Очевидно, внешнее, видимое подражание в чем-то противоположно рефлексии. Одних детей привлекает видимое сходство, и они начинают подражать рано и интенсивно. Если подражание продолжается механически после того, как действие прочно усвоено, причем за счет приобретения новых навыков, то это может быть признаком умственной апатии или даже дефективности, как в случаях с бессмысленной имитацией у некоторых слабоумных. Другие дети поглощены неуловимыми комбинациями мысли, которые, как правило, не выражаются в явной имитации. Такие дети, вероятно, отстают в развитии деятельностных способностей и наблюдательности, не считая тех случаев, когда они чем-то особенно увлечены. Они также, насколько я могу судить по Р., слабо реагируют на особенности и тон голоса, простодушны и непосредственны — именно в силу недостаточной остроты личного восприятия — и не слишком общительны.

Соответственно, вовсе не очевидно, что дети в целом более склонны к механическому подражанию и более внушаемы, чем взрослые. Возможно, они кажутся нам таковыми в основном по двум причинам. В первую очередь, нам недостает понимания, каких усилий мысли и воли, какой старательности требует от них подражание. Они совершают то, что стало для нас механическим и привычным, и нам кажется, что у них это носит столь же механический характер, хотя более пристальное и вдумчивое наблюдение обнаружило бы нечто прямо противоположное.
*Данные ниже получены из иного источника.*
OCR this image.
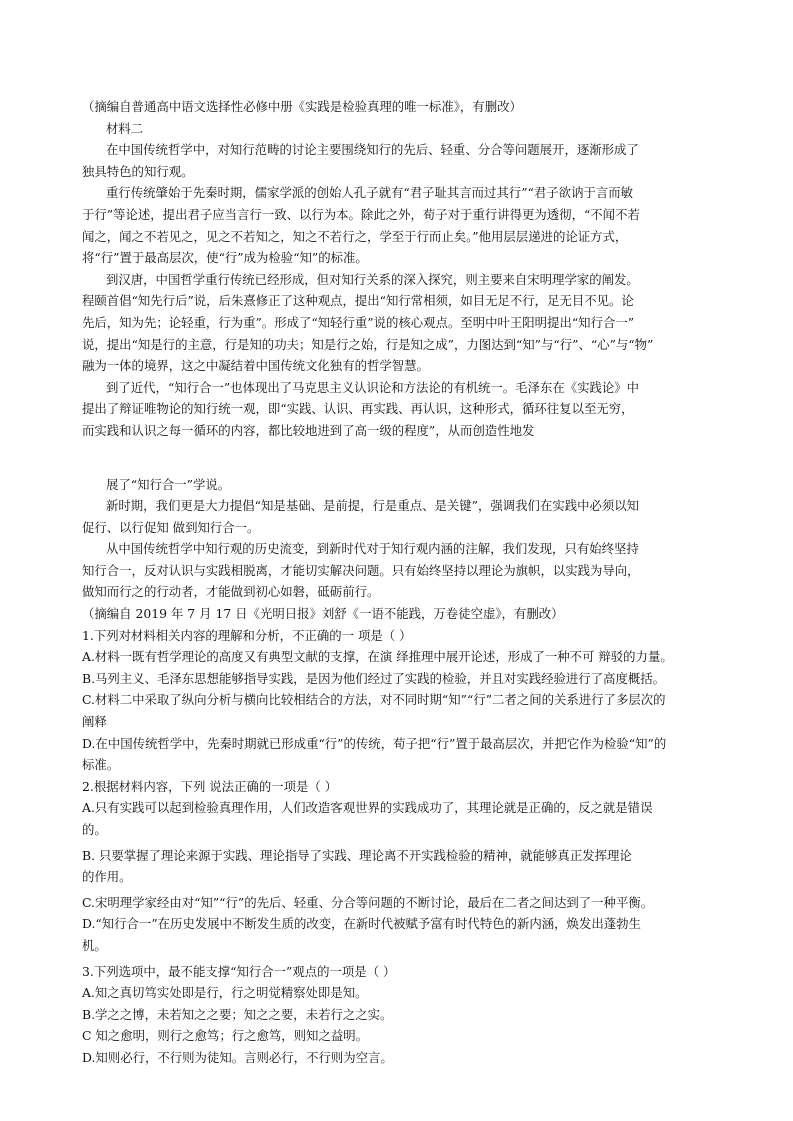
（摘编自普通高中语文选择性必修中册《实践是检验真理的唯一标准》，有删改）
材料二
在中国传统哲学中，对知行范畴的讨论主要围绕知行的先后、轻重、分合等问题展开，逐渐形成了
独具特色的知行观。
重行传统肇始于先秦时期，儒家学派的创始人孔子就有“君子耻其言而过其行”“君子欲讷于言而敏
于行”等论述，提出君子应当言行一致、以行为本。除此之外，荀子对于重行讲得更为透彻，“不闻不若
闻之，闻之不若见之，见之不若知之，知之不若行之，学至于行而止矣。”他用层层递进的论证方式，
将“行”置于最高层次，使“行”成为检验“知”的标准。
到汉唐，中国哲学重行传统已经形成，但对知行关系的深入探究，则主要来自宋明理学家的阐发。
程颐首倡“知先行后”说，后朱熹修正了这种观点，提出“知行常相须，如目无足不行，足无目不见。论
先后，知为先；论轻重，行为重”。形成了“知轻行重”说的核心观点。至明中叶王阳明提出“知行合一”
说，提出“知是行的主意，行是知的功夫；知是行之始，行是知之成”，力图达到“知”与“行”、“心”与“物”
融为一体的境界，这之中凝结着中国传统文化独有的哲学智慧。
到了近代，“知行合一”也体现出了马克思主义认识论和方法论的有机统一。毛泽东在《实践论》中
提出了辩证唯物论的知行统一观，即“实践、认识、再实践、再认识，这种形式，循环往复以至无穷，
而实践和认识之每一循环的内容，都比较地进到了高一级的程度”，从而创造性地发
展了“知行合一”学说。
新时期，我们更是大力提倡“知是基础、是前提，行是重点、是关键”，强调我们在实践中必须以知
促行、以行促知 做到知行合一。
从中国传统哲学中知行观的历史流变，到新时代对于知行观内涵的注解，我们发现，只有始终坚持
知行合一，反对认识与实践相脱离，才能切实解决问题。只有始终坚持以理论为旗帜，以实践为导向，
做知而行之的行动者，才能做到初心如磐，砥砺前行。
（摘编自 2019 年 7 月 17 日《光明日报》刘舒《一语不能践，万卷徒空虚》，有删改）
1.下列对材料相关内容的理解和分析，不正确的一 项是（ ）
A.材料一既有哲学理论的高度又有典型文献的支撑，在演 绎推理中展开论述，形成了一种不可 辩驳的力量。
B.马列主义、毛泽东思想能够指导实践，是因为他们经过了实践的检验，并且对实践经验进行了高度概括。
C.材料二中采取了纵向分析与横向比较相结合的方法，对不同时期“知”“行”二者之间的关系进行了多层次的
阐释
D.在中国传统哲学中，先秦时期就已形成重“行”的传统，荀子把“行”置于最高层次，并把它作为检验“知”的
标准。
2.根据材料内容，下列 说法正确的一项是（ ）
A.只有实践可以起到检验真理作用，人们改造客观世界的实践成功了，其理论就是正确的，反之就是错误
的。
B. 只要掌握了理论来源于实践、理论指导了实践、理论离不开实践检验的精神，就能够真正发挥理论
的作用。
C.宋明理学家经由对“知”“行”的先后、轻重、分合等问题的不断讨论，最后在二者之间达到了一种平衡。
D.“知行合一”在历史发展中不断发生质的改变，在新时代被赋予富有时代特色的新内涵，焕发出蓬勃生
机。
3.下列选项中，最不能支撑“知行合一”观点的一项是（ ）
A.知之真切笃实处即是行，行之明觉精察处即是知。
B.学之之博，未若知之之要；知之之要，未若行之之实。
C 知之愈明，则行之愈笃；行之愈笃，则知之益明。
D.知则必行，不行则为徒知。言则必行，不行则为空言。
Их действия — в значительной степени смелые эксперименты, напряженный синтез ранее приобретенных знаний, сопоставимые, по существу, лишь с нашими собственными наиболее серьезными достижениями, а не с бездумной рутиной нашей жизни. Мы не осознаем, что их подражание услышанным словам — часто не бессмысленное повторение, а трудное и поучительное упражнение голосового аппарата. Дети подражают так много потому, что они быстро развиваются, а подражание — важнейший фактор развития. Это относится к любому возрасту: чем выше проницательность и развитость человека, тем активнее он подражает и учится на избранных им образцах.

Вторая причина состоит в том, что сфера подражания взрослых, так сказать, гораздо шире, так что подражательный характер их действий не столь очевиден. Они широко общаются с самыми разными людьми, по большей части не знакомыми друг с другом, и находятся под влиянием множества самых разнообразных книг. Соответственно, они производят обманчивое впечатление независимости просто потому, что мы не знаем тех образцов, которые они взяли себе за основу.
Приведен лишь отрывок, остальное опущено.